Have have you found to be the most helpful services/resources when learning French? I'm starting this journey

  • Congrats! I'm happy to suggest some ideas. This is near and dear to me so I've got a lot to say lol. I think when beginning French the most helpful services for beginners relate to pronunciation and language comprehension because that is the "secret trick". Seriously, I recommend giving pronunciation/comprehension a lot of attention at first. There are only like 10-20 new sounds (plenty of resources to find the list if you search IPA French https://www.frenchcourses-paris.com/french-lessons-in-paris/... find one that clicks for you) so don't worry that it's too much even though I know it's hard and looks cryptic at first. I think most people end up mis-learning to read French like it's funny English then they will never have a good experience and certainly won't be able to have a conversation. I had the same experience with Chinese where if you don't learn tones at the start then it will always be miserable. For example in Chinese you can ask for dumplings and people literally just hear you saying sleep unless you add the right inflection (like the way we make a statement a question vs a demand).

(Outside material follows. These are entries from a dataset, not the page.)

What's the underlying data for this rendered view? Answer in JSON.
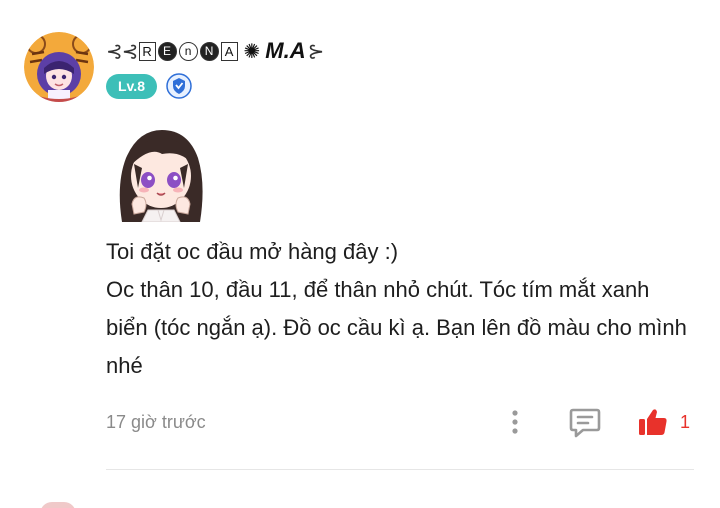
{
  "comment": {
    "user": {
      "name_prefix_deco": "⊰",
      "name_tags": [
        "R",
        "E",
        "n",
        "N",
        "A"
      ],
      "name_sun": "✺",
      "name_text": "M.A",
      "name_suffix_deco": "⊱",
      "level": "Lv.8",
      "verify_icon": "verified-shield-icon"
    },
    "text": "Toi đặt oc đầu mở hàng đây :)\nOc thân 10, đầu 11, để thân nhỏ chút. Tóc tím mắt xanh biển (tóc ngắn ạ). Đồ oc cầu kì ạ. Bạn lên đồ màu cho mình nhé",
    "timestamp": "17 giờ trước",
    "likes": "1",
    "colors": {
      "level_badge": "#3dbfb8",
      "like": "#e8322b",
      "timestamp": "#8a8a8a"
    }
  }
}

    In terms of the exact resources for pronunciation - The Fluent Forever guy has a good anki deck for $12 (I bought it and I'd recommend it - just have patience and know he tends to over explain IMHO but the cards are linked in there and they're great) https://blog.fluent-forever.com/chapter3/ and I'd recommend finding your own favorite YouTube videos to explain how to pronounce the French R and nasal sounds. I would try watching some YouTube in French just to wet your beak. Know that it's frustrating to not yet have good comprehension but keep at pronunciation/comprehension and you'll get there.

    I recommend making Anki cards for like the top 100 and then the top 500 words, and include images and sounds (Anki strengths).

    I'd suggest to have a goal of understanding some rewarding things like children's T.V. (Bob l'éponge) or language learning YouTube (Easy French) - really fun. Then after you master some early words and feel like you have a "French ear" jump in and do some "early reader" kinds of book (https://www.barnesandnoble.com/w/short-stories-in-french-for...) because that will be really rewarding and reenforcing.

    I also recommend jumping in to italki probably earlier than you feel comfortable (or this app, as it continues to improve!) and doing some community conversations in just an unstructured way. Just be ready to try a couple people and find someone you like. If you can travel to France I think that is probably best, too! You'll be very happy that you've got a good "R" at this point.

    I think at that point you're ready to look at the A1/A2/B1/B2 test content and learn it on your own pretty easily or work with a structured tutor. It should be chill and not too challenging at that point.